United States Coast Guard
- Name: CG-194
- Ordered: 1924
- Builder: Chance Marine Construction Company, Annapolis, Maryland
- Commissioned: 1925
- Home port: New York City
- Identification: code letters: NALQ (pre-war); ;
- Fate: Transferred to United States Navy, 1 January 1934

United States Navy
- Name: YP-10
- Acquired: 1 January 1934
- Reclassified: YP-10
- Fate: Sold, December 1941

General characteristics
- Tonnage: 37.5 GRT
- Length: 74.9 ft (22.8 m) o/a
- Beam: 13.6 ft (4.1 m)
- Draught: 3.75 ft (1.14 m)
- Installed power: 500 SHP
- Propulsion: two Sterling 6-cylinder gasoline engines, two propellers
- Complement: 8
- Armament: 1 x 1-pounder gun forward

= USS YP-10 =

USS YP-10 was a wooden-hulled patrol vessel in commission in the fleet of the United States Coast Guard as CG-194 from 1925 to 1934, and in the fleet of the United States Navy as YP-10 from 1934 until 1941.

==History==
She was laid down at the Annapolis, Maryland shipyard of Chance Marine Construction Company, one of 203 "Six-Bitters" ordered by the United States Coast Guard.
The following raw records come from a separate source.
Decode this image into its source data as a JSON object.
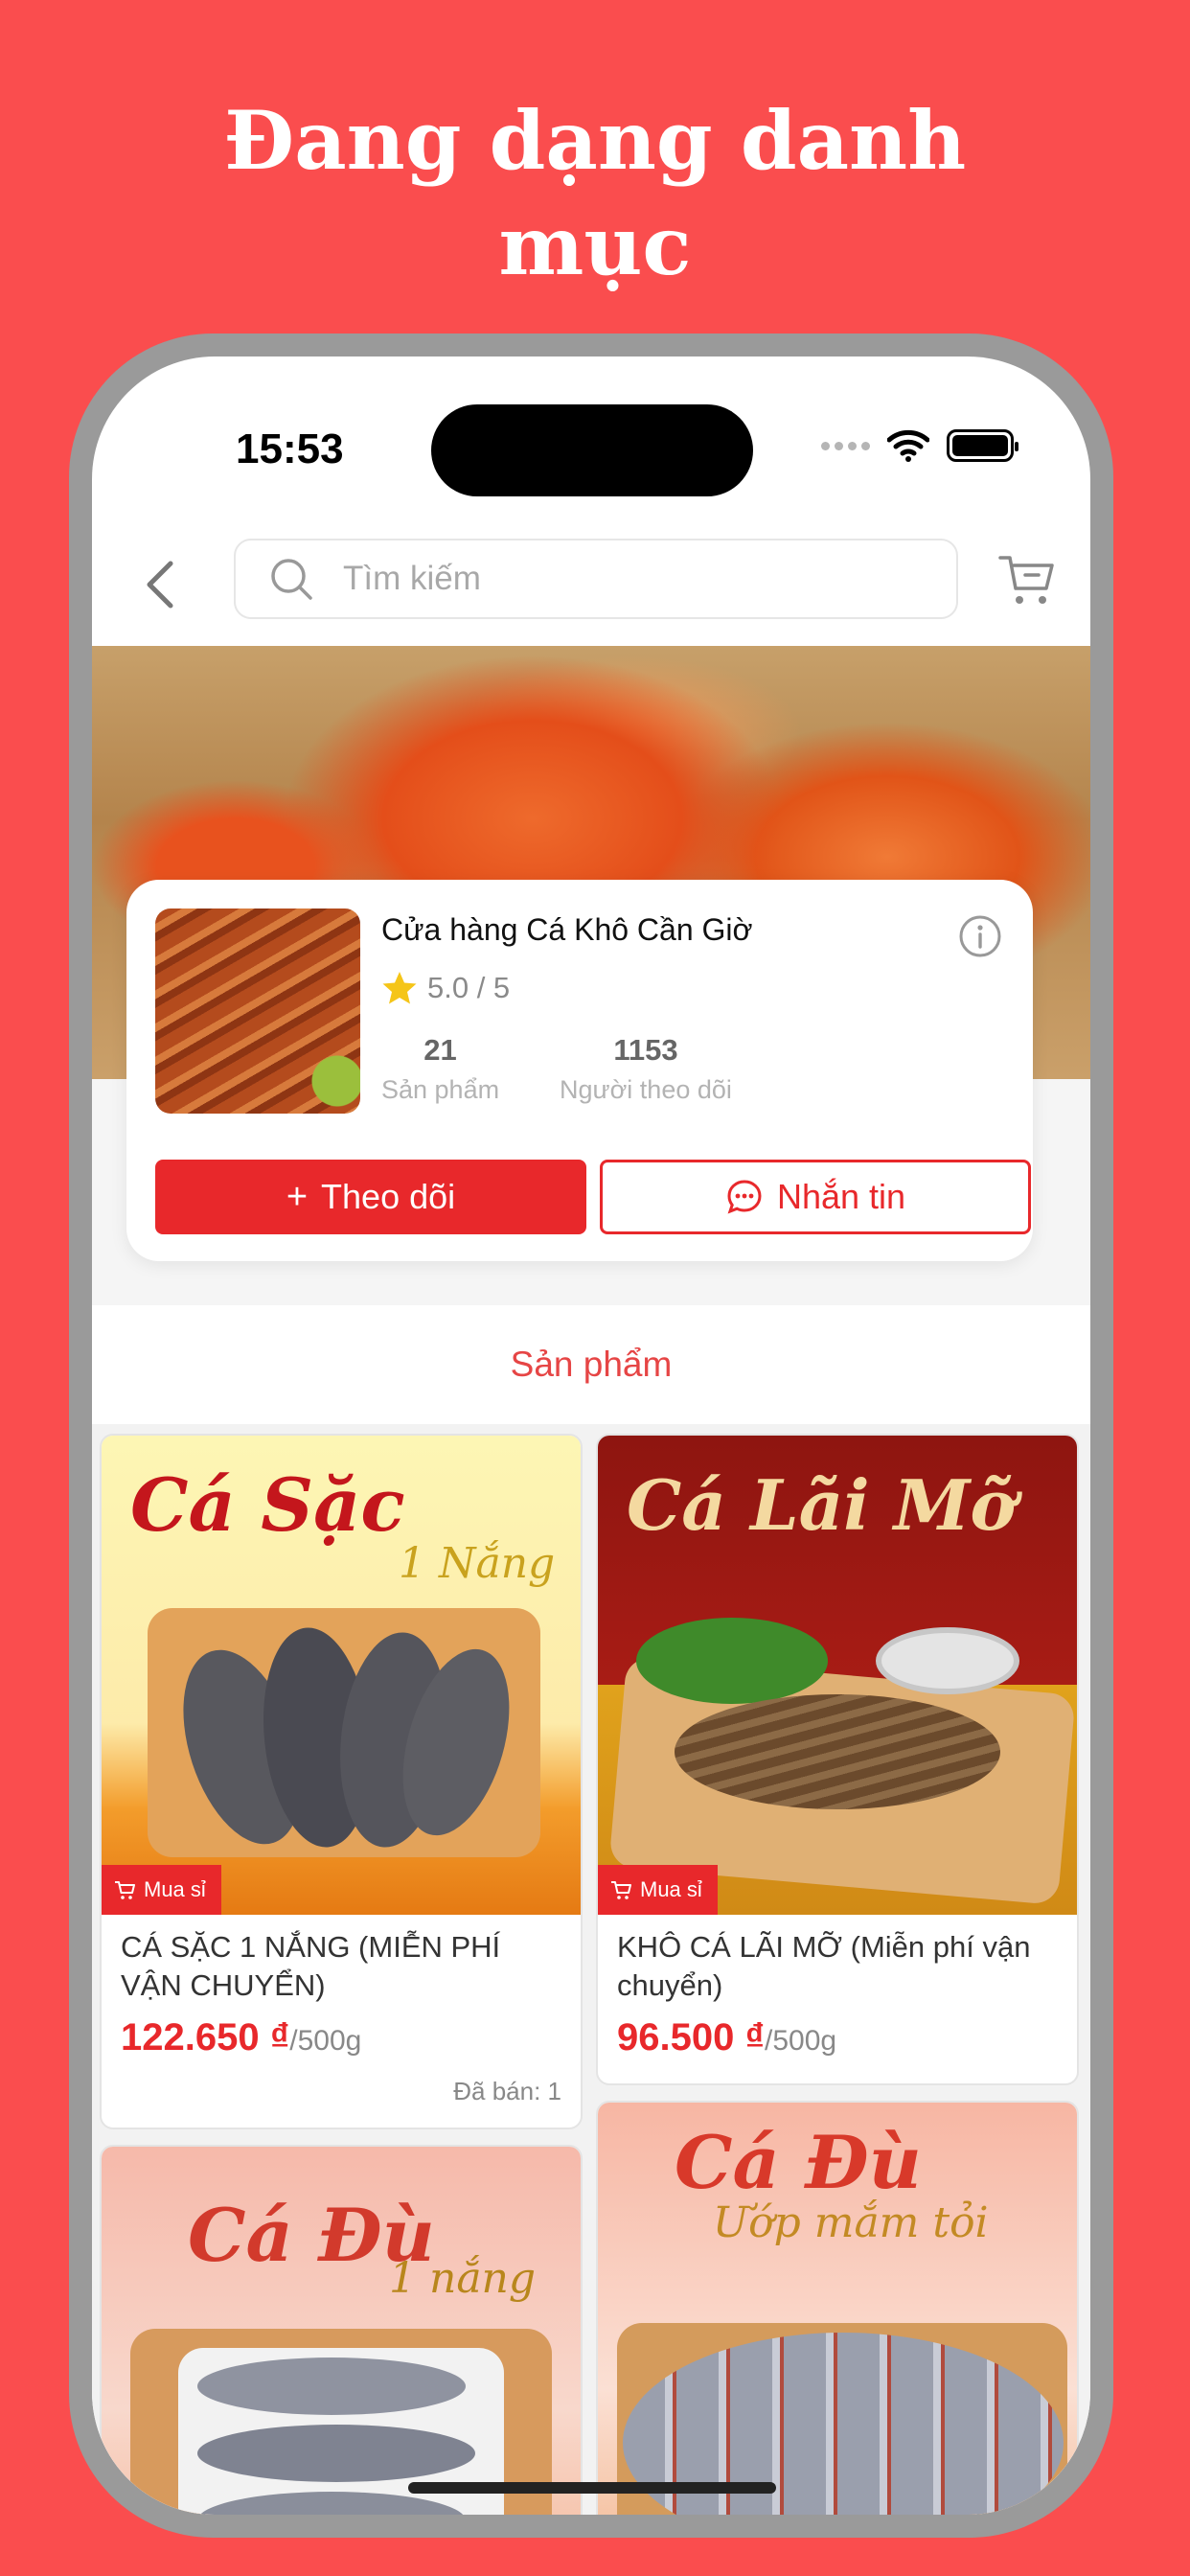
{
  "headline": {
    "line1": "Đang dạng danh",
    "line2": "mục"
  },
  "status_bar": {
    "time": "15:53"
  },
  "navbar": {
    "search_placeholder": "Tìm kiếm"
  },
  "store": {
    "name": "Cửa hàng Cá Khô Cần Giờ",
    "rating": "5.0 / 5",
    "products_count": "21",
    "products_label": "Sản phẩm",
    "followers_count": "1153",
    "followers_label": "Người theo dõi",
    "follow_label": "Theo dõi",
    "chat_label": "Nhắn tin"
  },
  "tabs": {
    "active": "Sản phẩm"
  },
  "products": [
    {
      "image_title": "Cá Sặc",
      "image_subtitle": "1 Nắng",
      "badge": "Mua sỉ",
      "name": "CÁ SẶC 1 NẮNG (MIỄN PHÍ VẬN CHUYỂN)",
      "price": "122.650 ₫",
      "unit": "/500g",
      "sold": "Đã bán: 1"
    },
    {
      "image_title": "Cá Lãi Mỡ",
      "badge": "Mua sỉ",
      "name": "KHÔ CÁ LÃI MỠ (Miễn phí vận chuyển)",
      "price": "96.500 ₫",
      "unit": "/500g"
    },
    {
      "image_title": "Cá Đù",
      "image_subtitle": "1 nắng"
    },
    {
      "image_title": "Cá Đù",
      "image_subtitle": "Ướp mắm tỏi"
    }
  ],
  "colors": {
    "brand_red": "#e8282b",
    "page_bg": "#fa4d4e",
    "star": "#f5c518"
  },
  "icons": [
    "back-icon",
    "search-icon",
    "cart-icon",
    "info-icon",
    "star-icon",
    "chat-icon",
    "cart-badge-icon"
  ]
}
She was designed for long-range picket and patrol duty during Prohibition for postings 20 to 30 miles from shore. The date of her launching and completion is uncertain although the class design was finalized in April 1924 and all of the Six-Bitters were commissioned by 1925. She was commissioned in 1925 as CG-194. On 1 January 1934, she was transferred to the United States Navy and designated as a Yard Patrol Craft (YP) and assigned to the 3rd Naval District at New York City where she trained reservists. In late 1940, she was transferred to the Panama Canal Zone, Fifteenth Naval District. She was sold in December 1941.